On Sat, Mar 02, 2019 at 11:14:18AM -0800, Raymond Hettinger wrote:
If the existing code were in the form of "d=e.copy(); d.update(f); d.update(g); d.update(h)", converting it to "d = e + f + g + h" would be a tempting but algorithmically poor thing to do (because the behavior is quadratic).
I mention this in the PEP. Unlike strings, but like lists and tuples, I don't expect that this will be a problem in practice:
- it's easy to put repeated string concatenation in a tight loop; it is harder to think of circumstances where one needs to concatenate lists or tuples, or merge dicts, in a tight loop;
- it's easy to have situations where one is concatenating thousands of strings; its harder to imagine circumstances where one would be merging more than three or four dicts;
- concatentation s1 + s2 + ... for strings, lists or tuples results in a new object of length equal to the sum of the lengths of each of the inputs, so the output is constantly growing; but merging dicts d1 + d2 + ... typically results in a smaller object of length equal to the number of unique keys.

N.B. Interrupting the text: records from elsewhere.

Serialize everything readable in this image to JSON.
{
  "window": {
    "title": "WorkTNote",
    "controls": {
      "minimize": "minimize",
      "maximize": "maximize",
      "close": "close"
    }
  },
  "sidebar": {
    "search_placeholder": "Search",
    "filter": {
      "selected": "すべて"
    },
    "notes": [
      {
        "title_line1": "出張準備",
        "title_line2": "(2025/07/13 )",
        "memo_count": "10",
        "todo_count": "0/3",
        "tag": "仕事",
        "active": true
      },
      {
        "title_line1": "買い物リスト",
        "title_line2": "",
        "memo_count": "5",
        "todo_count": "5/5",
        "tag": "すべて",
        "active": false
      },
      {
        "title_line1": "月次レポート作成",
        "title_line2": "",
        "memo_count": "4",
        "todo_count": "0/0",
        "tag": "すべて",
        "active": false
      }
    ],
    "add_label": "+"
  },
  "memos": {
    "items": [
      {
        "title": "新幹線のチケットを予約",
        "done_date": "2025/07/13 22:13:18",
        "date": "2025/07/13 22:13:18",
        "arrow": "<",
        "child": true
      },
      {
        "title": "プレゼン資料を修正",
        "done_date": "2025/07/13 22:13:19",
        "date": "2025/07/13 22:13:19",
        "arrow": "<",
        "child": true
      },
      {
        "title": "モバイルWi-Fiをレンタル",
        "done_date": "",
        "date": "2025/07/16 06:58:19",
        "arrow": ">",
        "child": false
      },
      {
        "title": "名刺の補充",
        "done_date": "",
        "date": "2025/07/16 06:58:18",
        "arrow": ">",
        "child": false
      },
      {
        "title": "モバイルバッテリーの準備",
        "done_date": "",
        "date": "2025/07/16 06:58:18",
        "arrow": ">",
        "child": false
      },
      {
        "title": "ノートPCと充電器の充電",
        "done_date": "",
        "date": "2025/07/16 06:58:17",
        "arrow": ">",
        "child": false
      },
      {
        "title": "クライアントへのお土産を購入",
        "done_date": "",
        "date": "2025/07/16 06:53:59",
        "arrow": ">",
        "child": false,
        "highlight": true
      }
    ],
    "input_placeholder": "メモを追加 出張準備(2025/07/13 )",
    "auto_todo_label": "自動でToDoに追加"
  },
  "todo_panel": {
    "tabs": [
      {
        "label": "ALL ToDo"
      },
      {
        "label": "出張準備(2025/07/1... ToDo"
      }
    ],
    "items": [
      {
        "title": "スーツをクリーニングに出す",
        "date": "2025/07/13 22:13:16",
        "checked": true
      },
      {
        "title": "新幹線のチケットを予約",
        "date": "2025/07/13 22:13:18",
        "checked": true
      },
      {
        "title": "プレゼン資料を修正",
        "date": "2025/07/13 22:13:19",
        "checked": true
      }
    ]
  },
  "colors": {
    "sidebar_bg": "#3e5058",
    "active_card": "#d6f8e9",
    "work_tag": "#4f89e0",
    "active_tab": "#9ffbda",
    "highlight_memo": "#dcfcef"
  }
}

Most likely, the right thing to do would be "d = ChainMap(e, f, g, h)" for a zero-copy solution or "d = dict(ChainMap(e, f, g, h))" to flatten the result without incurring quadratic costs. Both of those are short and clear.
And both result in the opposite behaviour of what you probably intended if you were trying to match e + f + g + h. Dict merging/updating operates on "last seen wins", but ChainMap is "first seen wins". To get the same behaviour, we have to write the dicts in opposite order compared to update, from most to least specific:
# least specific to most specific prefs = site_defaults + user_defaults + document_prefs
# most specific to least prefs = dict(ChainMap(document_prefs, user_defaults, site_defaults))
To me, the later feels backwards: I'm applying document prefs first, and then trusting that the ChainMap doesn't overwrite them with the defaults. I know that's guaranteed behaviour, but every time I read it I'll feel the need to check :-)
Lastly, I'm still bugged by use of the + operator for replace-logic instead of additive-logic. With numbers and lists and Counters, the plus operator creates a new object where all the contents of each operand contribute to the result. With dicts, some of the contents for the left operand get thrown-away. This doesn't seem like addition to me (IIRC that is also why sets have "|" instead of "+").
I'm on the fence here. Addition seems to be the most popular operator (it often gets requested) but you might be right that this is more like a union operation than concatenation or addition operation. MRAB also suggested this earlier.
One point in its favour is that + goes nicely with - but on the other hand, sets have | and - with no + and that isn't a problem.